Nem todos podem - ou querem - arcar com o custo adicional. É o caso de um taxista que, devido à situação irregular de suas instalações elétricas, não quis ter o nome publicado. "Se a fiscalização vier aqui, desliga a vizinhança toda", disse, ao descrever com detalhes a banalidade dos "gatos" - ou "macacos" - em seu bairro. "Só assim dá para curtir o geladinho", como são chamados os ambientes refrigerados na cidade, diz.

Segundo o conselheiro da Abrava, os modelos mais modernos de ar-condicionado, que respondem por 70% das vendas, consomem bem menos energia do que no passado. Ainda assim, pesam na conta de luz. A Companhia Energética de Pernambuco (Celpe), controlada pelo grupo Neoenergia, diz ter 1,3 milhão de clientes inscritos na Tarifa Social de Energia, programa do governo federal que dá descontos à população atendida pelos programas sociais, caso da professora Elaine.

A Celpe informou ainda que estão previstas para este ano cerca de 180 mil inspeções e 6 mil blindagens em medidores de clientes que forem flagrados realizando fraudes. O sucesso da fiscalização põe em risco o "geladinho" de muita gente. Ligados ou não, os aparelhos de ar-condicionado funcionam bem como arquétipo da economia nacional, de consumo elevado e gargalos de infraestrutura.
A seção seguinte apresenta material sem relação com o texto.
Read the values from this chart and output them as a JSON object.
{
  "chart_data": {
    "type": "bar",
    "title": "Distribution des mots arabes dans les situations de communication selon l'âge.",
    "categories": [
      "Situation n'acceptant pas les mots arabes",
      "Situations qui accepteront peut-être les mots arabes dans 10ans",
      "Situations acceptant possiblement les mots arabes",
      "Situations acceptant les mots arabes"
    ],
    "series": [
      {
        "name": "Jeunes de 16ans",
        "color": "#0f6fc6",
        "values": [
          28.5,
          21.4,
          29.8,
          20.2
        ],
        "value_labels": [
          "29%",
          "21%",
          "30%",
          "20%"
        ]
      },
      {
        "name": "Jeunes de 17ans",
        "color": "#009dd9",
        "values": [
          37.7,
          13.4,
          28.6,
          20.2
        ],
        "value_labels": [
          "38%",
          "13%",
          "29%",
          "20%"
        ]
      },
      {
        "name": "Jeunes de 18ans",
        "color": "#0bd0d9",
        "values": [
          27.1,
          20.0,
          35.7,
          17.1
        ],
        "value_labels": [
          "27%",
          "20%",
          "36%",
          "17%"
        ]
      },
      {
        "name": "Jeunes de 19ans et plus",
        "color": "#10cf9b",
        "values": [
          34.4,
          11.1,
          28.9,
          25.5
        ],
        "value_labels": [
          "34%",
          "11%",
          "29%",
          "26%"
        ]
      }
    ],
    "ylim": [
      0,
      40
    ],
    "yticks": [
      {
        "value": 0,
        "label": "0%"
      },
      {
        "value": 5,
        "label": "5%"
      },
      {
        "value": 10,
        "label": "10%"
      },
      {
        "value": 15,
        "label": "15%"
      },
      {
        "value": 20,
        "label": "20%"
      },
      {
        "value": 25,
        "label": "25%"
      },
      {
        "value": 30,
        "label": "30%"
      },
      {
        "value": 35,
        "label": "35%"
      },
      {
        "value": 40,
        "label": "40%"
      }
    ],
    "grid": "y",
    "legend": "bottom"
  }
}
Indústria não dá conta da demanda


As fabricantes nacionais de aparelhos de ar-condicionado não estão conseguindo atender à demanda crescente no país, e o produto está em falta nas prateleiras das principais varejistas da região Nordeste. "Estamos perdendo vendas por conta da falta de produto", disse um gerente da Eletroshopping, rede nordestina controlada pela Máquina de Vendas. Segundo ele, a oferta apertada já resultou em reajuste nos preços. O aparelho mais vendido passou de R$ 799 para R$ 999.

Fernando Mendonça, da rede pernambucana Ponto de Promoção, relata que as fabricantes, instaladas na Zona Franca de Manaus, estão vendendo por cotas aos varejistas.

A fim de conter o avanço das marcas importadas, o governo federal elevou, em maio do ano passado, a alíquota do IPI incidente sobre os aparelhos produzidos fora da Zona Franca de Manaus. A medida resultou, segundo um varejista, no desaparecimento de marcas importantes - ele citou a americana York - do mercado local.

As fabricantes nacionais, porém, não conseguiram atender toda a demanda. Toshio Murakami, conselheiro da Associação Brasileira de Refrigeração, Ar-Condicionado, Ventilação e Aquecimento (Abrava), reconhece a dificuldade que, segundo ele, é passageira. "A indústria brasileira foi surpreendida com um forte calor em todo o Brasil. Os estoques foram consumidos e houve um problema de desabastecimento ", disse.

Segundo Murakami, a situação atual deve permanecer pelo menos até a metade deste ano, mas afirma que a indústria nacional tem capacidade para atender toda a demanda doméstica.